In 1908 he secured the position of Chief Constable of West Yorkshire Constabulary. During his time there he produced M.O. Modus Operandi in Criminal Investigation and Detection, a well regarded manual on police detection. He was awarded the MVO in 1912 and the KPM in the 1915 New Year Honours.
During the First World War he was recalled to the Reserve of Officers, with the temporary rank of Lieutenant-Colonel and the post of Assistant Quartermaster-General. By the end of the war he had been promoted to Major-General and awarded the CMG. He was advanced to CVO in 1918.

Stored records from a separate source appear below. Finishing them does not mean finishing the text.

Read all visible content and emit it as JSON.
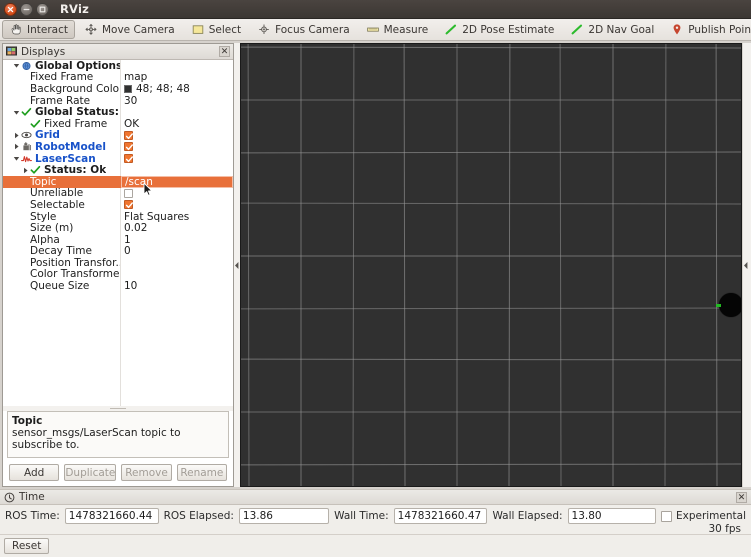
{
  "window": {
    "title": "RViz",
    "close_icon": "close-icon",
    "minimize_icon": "minimize-icon",
    "maximize_icon": "maximize-icon"
  },
  "toolbar": {
    "buttons": [
      {
        "label": "Interact",
        "icon": "hand-cursor-icon",
        "active": true
      },
      {
        "label": "Move Camera",
        "icon": "move-camera-icon",
        "active": false
      },
      {
        "label": "Select",
        "icon": "select-rectangle-icon",
        "active": false
      },
      {
        "label": "Focus Camera",
        "icon": "focus-camera-icon",
        "active": false
      },
      {
        "label": "Measure",
        "icon": "measure-icon",
        "active": false
      },
      {
        "label": "2D Pose Estimate",
        "icon": "pose-estimate-arrow-icon",
        "active": false
      },
      {
        "label": "2D Nav Goal",
        "icon": "nav-goal-arrow-icon",
        "active": false
      },
      {
        "label": "Publish Point",
        "icon": "map-pin-icon",
        "active": false
      }
    ],
    "plus_icon": "plus-icon",
    "minus_icon": "minus-icon",
    "overflow_icon": "chevron-down-icon"
  },
  "displays_panel": {
    "title": "Displays",
    "panel_icon": "displays-icon",
    "close_icon": "close-icon",
    "rows": [
      {
        "name": "Global Options",
        "value": "",
        "indent": 0,
        "expander": "down",
        "icon": "gear-globe-icon",
        "style": "bold",
        "value_type": "text"
      },
      {
        "name": "Fixed Frame",
        "value": "map",
        "indent": 1,
        "expander": "none",
        "icon": "",
        "style": "plain",
        "value_type": "text"
      },
      {
        "name": "Background Color",
        "value": "48; 48; 48",
        "indent": 1,
        "expander": "none",
        "icon": "",
        "style": "plain",
        "value_type": "color",
        "color": "#303030"
      },
      {
        "name": "Frame Rate",
        "value": "30",
        "indent": 1,
        "expander": "none",
        "icon": "",
        "style": "plain",
        "value_type": "text"
      },
      {
        "name": "Global Status: Ok",
        "value": "",
        "indent": 0,
        "expander": "down",
        "icon": "check-green-icon",
        "style": "bold",
        "value_type": "text"
      },
      {
        "name": "Fixed Frame",
        "value": "OK",
        "indent": 1,
        "expander": "none",
        "icon": "check-green-icon",
        "style": "plain",
        "value_type": "text"
      },
      {
        "name": "Grid",
        "value": "",
        "indent": 0,
        "expander": "right",
        "icon": "grid-icon",
        "style": "link",
        "value_type": "checkbox",
        "checked": true
      },
      {
        "name": "RobotModel",
        "value": "",
        "indent": 0,
        "expander": "right",
        "icon": "robot-model-icon",
        "style": "link",
        "value_type": "checkbox",
        "checked": true
      },
      {
        "name": "LaserScan",
        "value": "",
        "indent": 0,
        "expander": "down",
        "icon": "laserscan-icon",
        "style": "link",
        "value_type": "checkbox",
        "checked": true
      },
      {
        "name": "Status: Ok",
        "value": "",
        "indent": 1,
        "expander": "right",
        "icon": "check-green-icon",
        "style": "bold",
        "value_type": "text"
      },
      {
        "name": "Topic",
        "value": "/scan",
        "indent": 1,
        "expander": "none",
        "icon": "",
        "style": "plain",
        "value_type": "text",
        "selected": true
      },
      {
        "name": "Unreliable",
        "value": "",
        "indent": 1,
        "expander": "none",
        "icon": "",
        "style": "plain",
        "value_type": "checkbox",
        "checked": false
      },
      {
        "name": "Selectable",
        "value": "",
        "indent": 1,
        "expander": "none",
        "icon": "",
        "style": "plain",
        "value_type": "checkbox",
        "checked": true
      },
      {
        "name": "Style",
        "value": "Flat Squares",
        "indent": 1,
        "expander": "none",
        "icon": "",
        "style": "plain",
        "value_type": "text"
      },
      {
        "name": "Size (m)",
        "value": "0.02",
        "indent": 1,
        "expander": "none",
        "icon": "",
        "style": "plain",
        "value_type": "text"
      },
      {
        "name": "Alpha",
        "value": "1",
        "indent": 1,
        "expander": "none",
        "icon": "",
        "style": "plain",
        "value_type": "text"
      },
      {
        "name": "Decay Time",
        "value": "0",
        "indent": 1,
        "expander": "none",
        "icon": "",
        "style": "plain",
        "value_type": "text"
      },
      {
        "name": "Position Transfor...",
        "value": "",
        "indent": 1,
        "expander": "none",
        "icon": "",
        "style": "plain",
        "value_type": "text"
      },
      {
        "name": "Color Transformer",
        "value": "",
        "indent": 1,
        "expander": "none",
        "icon": "",
        "style": "plain",
        "value_type": "text"
      },
      {
        "name": "Queue Size",
        "value": "10",
        "indent": 1,
        "expander": "none",
        "icon": "",
        "style": "plain",
        "value_type": "text"
      }
    ],
    "description": {
      "title": "Topic",
      "text": "sensor_msgs/LaserScan topic to subscribe to."
    },
    "buttons": [
      {
        "label": "Add",
        "enabled": true
      },
      {
        "label": "Duplicate",
        "enabled": false
      },
      {
        "label": "Remove",
        "enabled": false
      },
      {
        "label": "Rename",
        "enabled": false
      }
    ]
  },
  "viewport": {
    "background_color": "#303030",
    "grid_color": "#9a9a9a",
    "robot_color": "#050505",
    "marker_color": "#22bb22",
    "splitter_left_icon": "splitter-handle-icon",
    "splitter_right_icon": "collapse-arrow-icon"
  },
  "time_panel": {
    "title": "Time",
    "clock_icon": "clock-icon",
    "close_icon": "close-icon",
    "fields": [
      {
        "label": "ROS Time:",
        "value": "1478321660.44"
      },
      {
        "label": "ROS Elapsed:",
        "value": "13.86"
      },
      {
        "label": "Wall Time:",
        "value": "1478321660.47"
      },
      {
        "label": "Wall Elapsed:",
        "value": "13.80"
      }
    ],
    "experimental": {
      "label": "Experimental",
      "checked": false
    }
  },
  "status_bar": {
    "fps": "30 fps",
    "reset_label": "Reset"
  }
}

In 1919 he was selected to be one of His Majesty’s Inspectors of Constabulary. He was knighted in the 1925 Birthday Honours. He retired in 1936 at the age of 65 but returned to work in the police force for the duration of the Second World War.
He died in 1954. He had married, in 1897, Eleanor Frances, the daughter of Richard Micklethwait of Ardsley Hall, Yorkshire and had two twin sons and two daughters. Both sons, Richard and David, were to become Air Vice Marshals in the Royal Air Force.